Elana Schlenker (Faculty) is an art director and graphic designer. Through her independent studio practice she creates visual identities, books and publications, interactive projects, and environmental graphics. Elana has received the Art Directors Club Young Gun award (2015) and been named to Print magazine’s annual New Visual Artist list (2013), a distinction recognizing the top twenty creative talents under age thirty. She was also selected for the Center for Architecture’s Graphic Design Shortlist (2015). Prior to the establishment of her studio practice, Elana worked as an art director at Condé Nast and senior designer at Princeton Architectural Press. Elana publishes Gratuitous Type, an occasional pamphlet of typographic smut, and is the creator of Less Than 100, a traveling pop up shop for gender wage parity. Elana serves on the Board of Directors of the Silver Eye Center for Photography. (Photo: Ross Mantle)
Jo-ey Tang (Faculty) is an artist, writer and curator based in Columbus, OH and Paris, France. Currently as Director of Exhibitions of Beeler Gallery at Columbus College of Art & Design, he temporalizes each season of programming with its own rhythm. Season One: arms ache avid aeon: Nancy Brooks Brody / Joy Episalla / Zoe Leonard / Carrie Yamaoka: fierce pussy amplified explored the resonances between the individual practices of the queer art collective fierce pussy, with chapters at Beeler Gallery and Institute of Contemporary Art, Philadelphia. Season Two: Follow the Mudis structured as a series of instances in a process of accumulation, with images, sounds, movements and words by Michel Auder, Laëtitia Badaut Haussmann, Heide Hinrichs, Daniel Marcus, Robert Slifkin, Michael Stickrod, Julia Trotta, Vier5, and C. Spencer Yeh.
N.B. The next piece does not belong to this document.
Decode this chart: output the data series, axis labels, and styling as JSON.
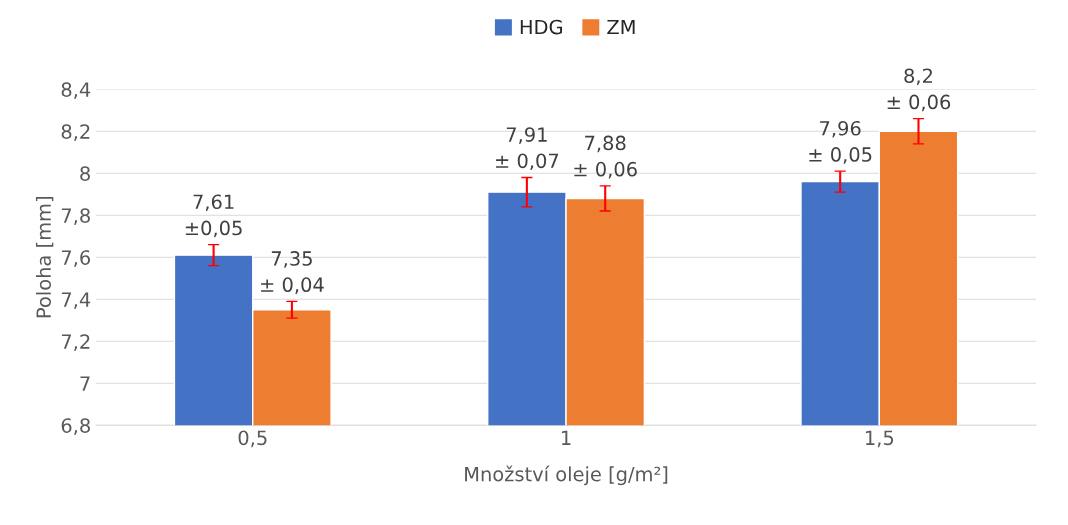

Tang co-founded with Thomas Fougeirol The plates of the present, a photogram project with over 1000 prints by 130 artists, which was gifted to the Centre Pompidou, Paris, and will be the focus of an exhibition in fall 2020. He is an advisor to second shelf, a book acquisition project to diversify library holdings at Columbus College of Art & Design; Royal Academy of Fine Arts, Antwerp; and University of Bristol, UK. He has curated and organized events and exhibitions at FUTURA Centre for Contemporary Art, Prague; Rupert, Vilnius; Chi K11 Art Museum, Shanghai; and Praz-Delavallade, Paris. His writing has appeared in Artforum.com, Flash Art, and ArtAsiaPacific. He has interviewed and written on artists Barbara Bloom, Josephine Halvorson, Gabriel Kuri, Jean-Luc Moulène, Pratchaya Phinthong, Carissa Rodriguez, Elaine Cameron-Weir, R.H. Quaytman, Wang Bing, and Yu Ji. Tang is represented by Lyles & King, New York and Galerie Joseph Tang, Paris. (Photo: JiaHao Peng)
Res (Fellow) (b. 1985 in Paterson, NJ) is an artist and curator. They received their BA in Sociology and Studio Art from Smith College in 2008 and their MFA in Photography from the Yale School of Art in 2017. Res’s work has been exhibited throughout the United States including at Invisible-Exports, New York; BRIC, Brooklyn; Shulamit Nazarian, Los Angeles; and Casemore Kirkeby, San Francisco. In 2017 Res was a winner of the Baxter Street Camera Club of New York Annual Juried Competition, a recipient of the FLAGS (Fund for Lesbian and Gay Studies) Award from Yale University and shortlisted for the Lucie Foundation Scholarship. In 2018 their book, Towers of Thanks, was a finalist for The Lucie Photo Book Prize.